I have this snippet below based on the idea to mask the input for a password by @SiegeX and @mklement0 from this question.

It's great and my only desired addition was to delete for length of entered chars only, so we're not wiping out the entire line.

I don't understand this very well, so have run into bugs.

With below, entering "12345" and backspacing, the numbers don't "backspace"; no error.

Entering "123FourFive" and backspacing, produces error: line 9: [[: 123FourFiv: value too great for base (error token is "123FourFiv")

Entering "OneTwo345" and backspacing, seems to work fine.

Entering symbols one might expect in a password and then backspacing produces error: line 9: [[: OneTwo./?: syntax error: invalid arithmetic operator (error token is "./?")

Also pressing arrow keys during input creates wild screen behaviour after backspacing...

How to improve this so we're masking user input, and only deleting what has been entered?

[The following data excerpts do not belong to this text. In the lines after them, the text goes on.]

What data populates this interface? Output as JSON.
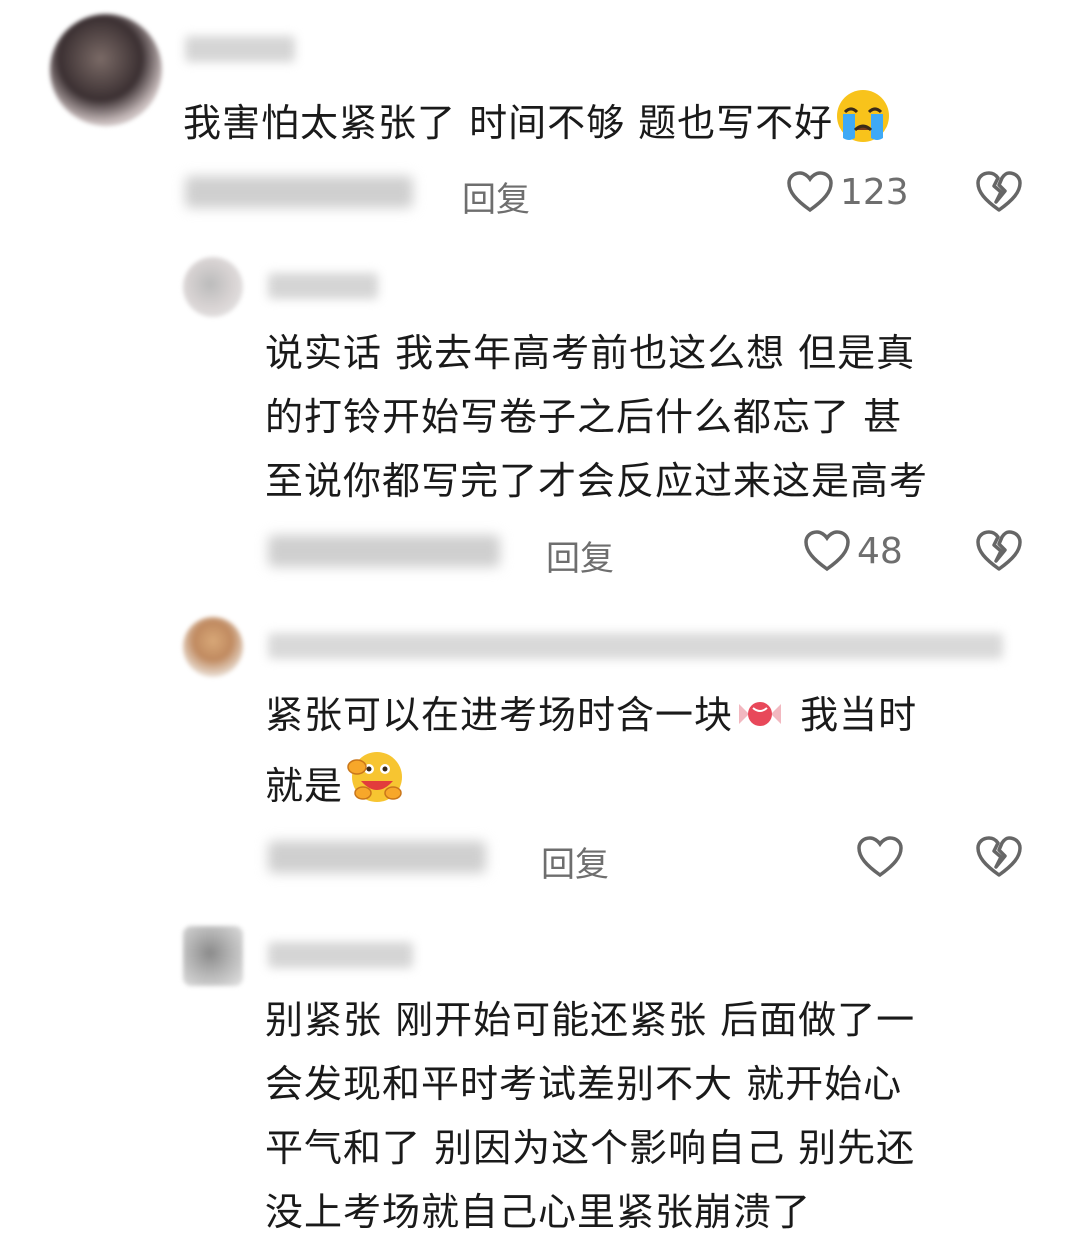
{
  "comments": [
    {
      "text": "我害怕太紧张了 时间不够 题也写不好",
      "reply_label": "回复",
      "like_count": "123",
      "emoji": "crying-face-emoji"
    },
    {
      "text_lines": [
        "说实话 我去年高考前也这么想 但是真",
        "的打铃开始写卷子之后什么都忘了 甚",
        "至说你都写完了才会反应过来这是高考"
      ],
      "reply_label": "回复",
      "like_count": "48"
    },
    {
      "text_line1_a": "紧张可以在进考场时含一块",
      "text_line1_b": " 我当时",
      "text_line2": "就是",
      "reply_label": "回复",
      "like_count": "",
      "emojis": [
        "candy-emoji",
        "hugging-face-emoji"
      ]
    },
    {
      "text_lines": [
        "别紧张 刚开始可能还紧张 后面做了一",
        "会发现和平时考试差别不大 就开始心",
        "平气和了 别因为这个影响自己 别先还",
        "没上考场就自己心里紧张崩溃了"
      ]
    }
  ],
  "colors": {
    "text": "#1a1a1a",
    "meta": "#6e6e6e",
    "background": "#ffffff"
  }
}
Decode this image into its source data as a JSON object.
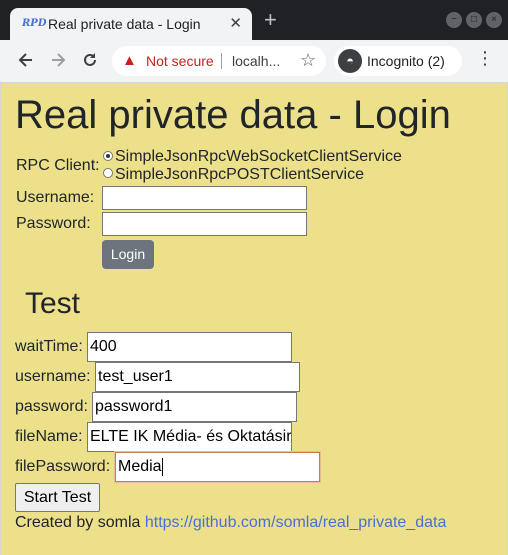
{
  "browser": {
    "tab_title": "Real private data - Login",
    "tab_favicon": "RPD",
    "close_glyph": "✕",
    "new_tab_glyph": "+",
    "security_label": "Not secure",
    "url": "localh...",
    "profile_label": "Incognito (2)",
    "icons": {
      "back": "back-arrow-icon",
      "forward": "forward-arrow-icon",
      "reload": "reload-icon",
      "warning": "warning-icon",
      "star": "star-icon",
      "incognito": "incognito-icon",
      "menu": "kebab-menu-icon"
    }
  },
  "page": {
    "title": "Real private data - Login",
    "rpc_label": "RPC Client:",
    "rpc_options": [
      {
        "label": "SimpleJsonRpcWebSocketClientService",
        "selected": true
      },
      {
        "label": "SimpleJsonRpcPOSTClientService",
        "selected": false
      }
    ],
    "username_label": "Username:",
    "username_value": "",
    "password_label": "Password:",
    "password_value": "",
    "login_button": "Login",
    "test_heading": "Test",
    "test_fields": {
      "wait_time": {
        "label": "waitTime:",
        "value": "400"
      },
      "username": {
        "label": "username:",
        "value": "test_user1"
      },
      "password": {
        "label": "password:",
        "value": "password1"
      },
      "file_name": {
        "label": "fileName:",
        "value": "ELTE IK Média- és Oktatásir"
      },
      "file_password": {
        "label": "filePassword:",
        "value": "Media"
      }
    },
    "start_button": "Start Test",
    "footer_text": "Created by somla",
    "footer_link": "https://github.com/somla/real_private_data"
  },
  "colors": {
    "page_background": "#ece08a",
    "login_button": "#6c757d",
    "link": "#4a6fd8",
    "not_secure": "#c5221f"
  }
}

Or are we "reinventing the wheel"? Is there something else out there that will do what I'm trying to do already (which is mask user input to obtain a password in a bash script to put it in a variable)?

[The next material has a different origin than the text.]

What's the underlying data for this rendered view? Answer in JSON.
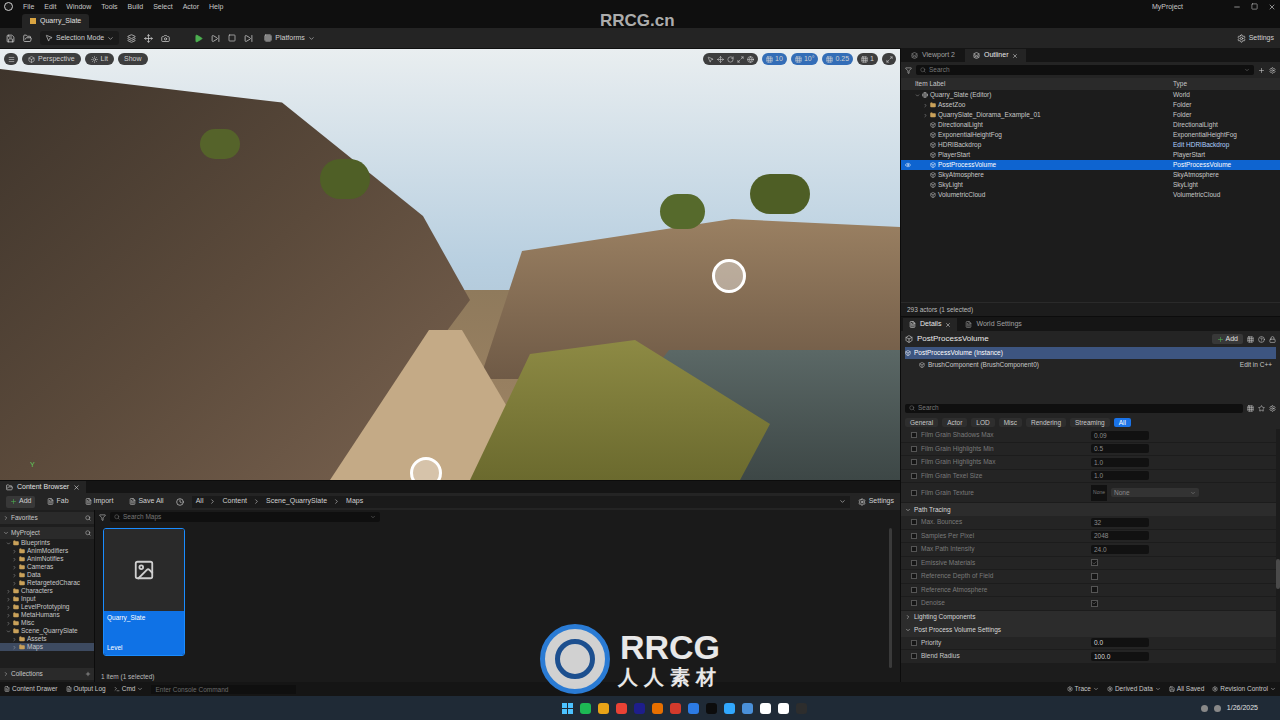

User environment is Linux Mint 19.3 with Cinnamon.

#!/bin/bash

printf "\n\tPlease enter password: "
    # mask the input for the password by @SiegeX and @mklement0 (https://stackoverflow.com/questions/4316730)
    while IFS= read -r -s -n1 char; do
        [[ -z "${char}" ]] && { printf '\n'; break; } # ENTER pressed; output \n and break.
        if [[ "${char}" == $'\x7f' ]]; then # backspace was pressed
            # @nooblag, only delete for length of entered chars?
            if [[ "${password}" -lt "${#password}" ]]; then printf '\b \b'; fi # erase one '*' to the left.
            [[ -n $password ]] && password=${password%?} # remove last char from output variable
        else
            # add typed char to output variable
            password+="${char}"
            # print '*' in its stead
            printf '*'
        fi
    done

printf "\tPassword: ${password}\n\n"

Update: askpass as suggested here nearly does what I'm after, but if the user tries to abort/kill it with Ctrl+C it messes up the terminal...

Answer 1

This might be the solution! Taken from here.

#!/bin/bash
#
# Read and echo a password, echoing responsive 'stars' for input characters
# Also handles: backspaces, deleted and ^U (kill-line) control-chars
#
unset PWORD
PWORD=
echo -n 'password: ' 1>&2
while true; do
  IFS= read -r -N1 -s char
  # Note a NULL will return a empty string
  # Convert users key press to hexadecimal character code
  code=$(printf '%02x' "'$char") # EOL (empty char) -> 00
  case "$code" in
  ''|0a|0d) break ;;   # Exit EOF, Linefeed or Return
  08|7f)  # backspace or delete
      if [ -n "$PWORD" ]; then
        PWORD="$( echo "$PWORD" | sed 's/.$//' )"
        echo -n $'\b \b' 1>&2
      fi
      ;;
  15) # ^U or kill line
      echo -n "$PWORD" | sed 's/./\cH \cH/g' >&2
      PWORD=''
      ;;
  [01]?) ;;                        # Ignore ALL other control characters
  *)  PWORD="$PWORD$char"
      echo -n '*' 1>&2
      ;;
  esac
done
echo
echo $PWORD